Gunmen opened fire at a rock concert leaving dead and wounded before a major fire spread through the theater, Moscow’s mayor and Russian news agencies reported.

Putin has called the attack back in March as “a bloody, barbaric terrorist act” and said Russian authorities captured the four suspects as they were trying to escape to Ukraine through a “window” prepared for them on the Ukrainian side of the border.


Russian media broadcast videos that apparently showed the detention and interrogation of the suspects, including one who told the cameras he was approached by an unidentified assistant to an Islamic preacher via a messaging app and paid to take part in the raid.


Putin didn’t mention Daesh, known as Daesh in Arabic, in his speech to the nation, and Kyiv accused him and other Russian politicians of falsely linking Ukraine to the assault to stoke fervor for Russia’s fight in Ukraine, which recently entered its third year.


US intelligence officials said they had confirmed the Daesh affiliate’s claim.
“ISIS bears sole responsibility for this attack. There was no Ukrainian involvement whatsoever,” National Security Council spokeswoman Adrienne Watson said in a statement.
 The US shared information with Russia in early March about a planned terrorist attack in Moscow, and issued a public warning to Americans in Russia, Watson said.

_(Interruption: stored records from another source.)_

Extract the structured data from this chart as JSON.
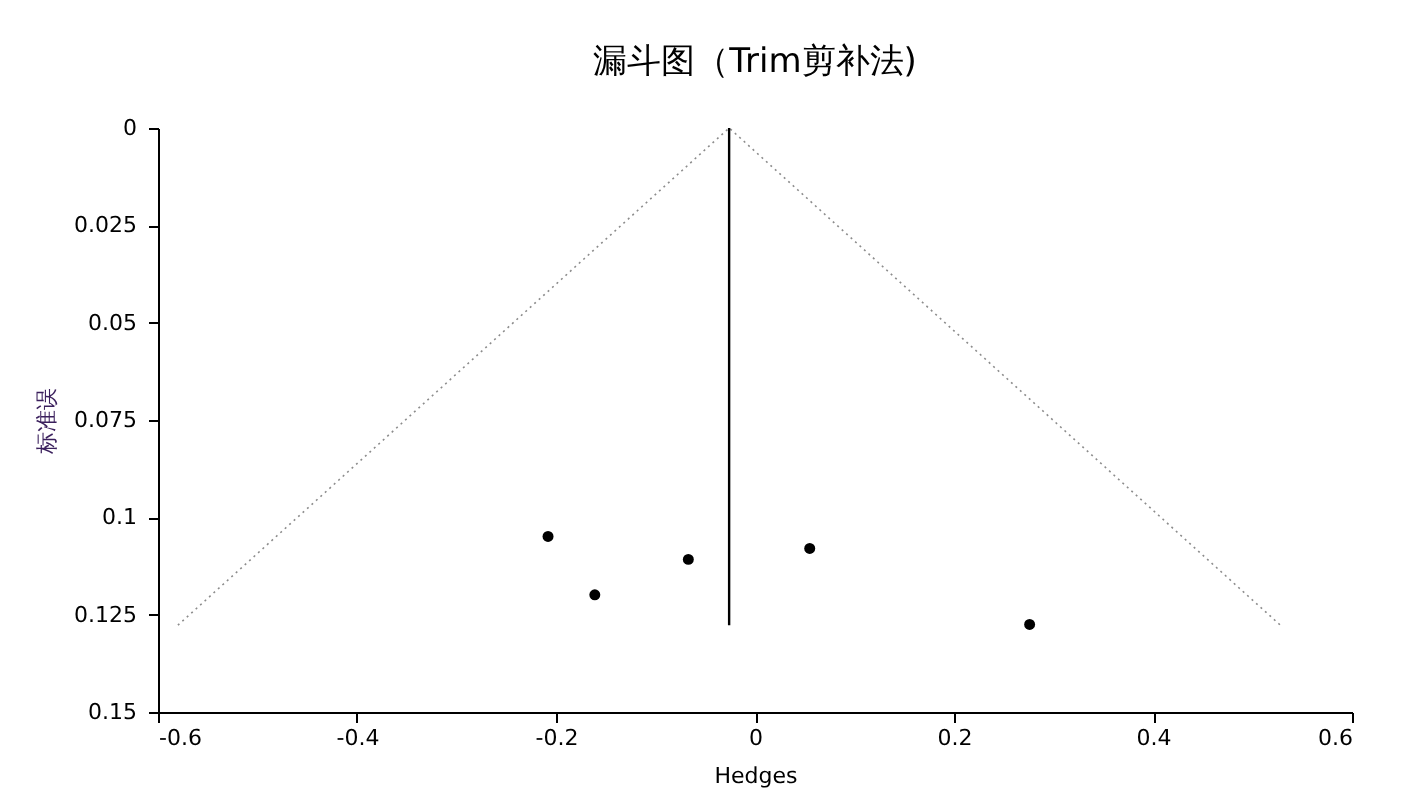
{
  "chart_data": {
    "type": "scatter",
    "title": "漏斗图（Trim剪补法)",
    "xlabel": "Hedges",
    "ylabel": "标准误",
    "xlim": [
      -0.6,
      0.6
    ],
    "xticks": [
      -0.6,
      -0.4,
      -0.2,
      0,
      0.2,
      0.4,
      0.6
    ],
    "ylim": [
      0.15,
      0
    ],
    "yticks": [
      0,
      0.025,
      0.05,
      0.075,
      0.1,
      0.125,
      0.15
    ],
    "grid": false,
    "series": [
      {
        "type": "line",
        "color": "#8c8c8c",
        "line_style": "dotted",
        "marker": "none",
        "x": [
          -0.58,
          -0.026,
          0.528
        ],
        "values": [
          0.1277,
          0,
          0.1277
        ]
      },
      {
        "type": "line",
        "color": "#000000",
        "line_style": "solid",
        "marker": "none",
        "x": [
          -0.026,
          -0.026
        ],
        "values": [
          0,
          0.1277
        ]
      },
      {
        "color": "#000000",
        "marker": "circle",
        "x": [
          -0.208,
          -0.161,
          -0.067,
          0.055,
          0.276
        ],
        "values": [
          0.1049,
          0.1199,
          0.1108,
          0.108,
          0.1275
        ]
      }
    ]
  }
}
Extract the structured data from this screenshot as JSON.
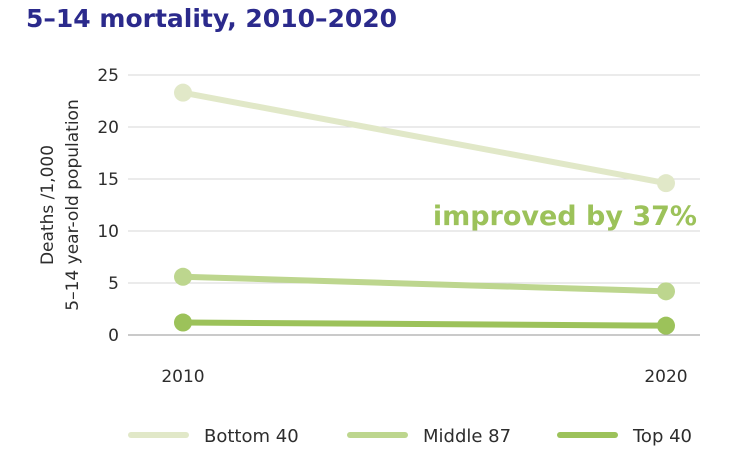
{
  "chart_data": {
    "type": "line",
    "title": "5–14 mortality, 2010–2020",
    "ylabel_line1": "Deaths /1,000",
    "ylabel_line2": "5–14 year-old population",
    "xlabel": "",
    "x": [
      "2010",
      "2020"
    ],
    "ylim": [
      0,
      25
    ],
    "yticks": [
      "0",
      "5",
      "10",
      "15",
      "20",
      "25"
    ],
    "grid": true,
    "legend_position": "bottom",
    "series": [
      {
        "name": "Bottom 40",
        "values": [
          23.3,
          14.6
        ],
        "color": "#e1e8c8"
      },
      {
        "name": "Middle 87",
        "values": [
          5.6,
          4.2
        ],
        "color": "#bdd68e"
      },
      {
        "name": "Top 40",
        "values": [
          1.2,
          0.9
        ],
        "color": "#9cc25a"
      }
    ],
    "annotation": {
      "text": "improved by 37%",
      "color": "#9cc25a"
    }
  }
}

The raid was a major embarrassment for the Russian leader and happened just days after he cemented his grip on the country for another six years in a vote that followed the harshest crackdown on dissent since the Soviet times.
Some commentators on Russian social media questioned how authorities, who have relentlessly suppressed any opposition activities and muzzled independent media, failed to prevent the attack despite the US warnings.


Daesh, which fought against Russia during its intervention in the Syrian civil war, has long targeted Russia. In a statement posted by the group’s Aamaq news agency, the Daesh Afghanistan affiliate said that it had attacked a large gathering of “Christians” in Krasnogorsk.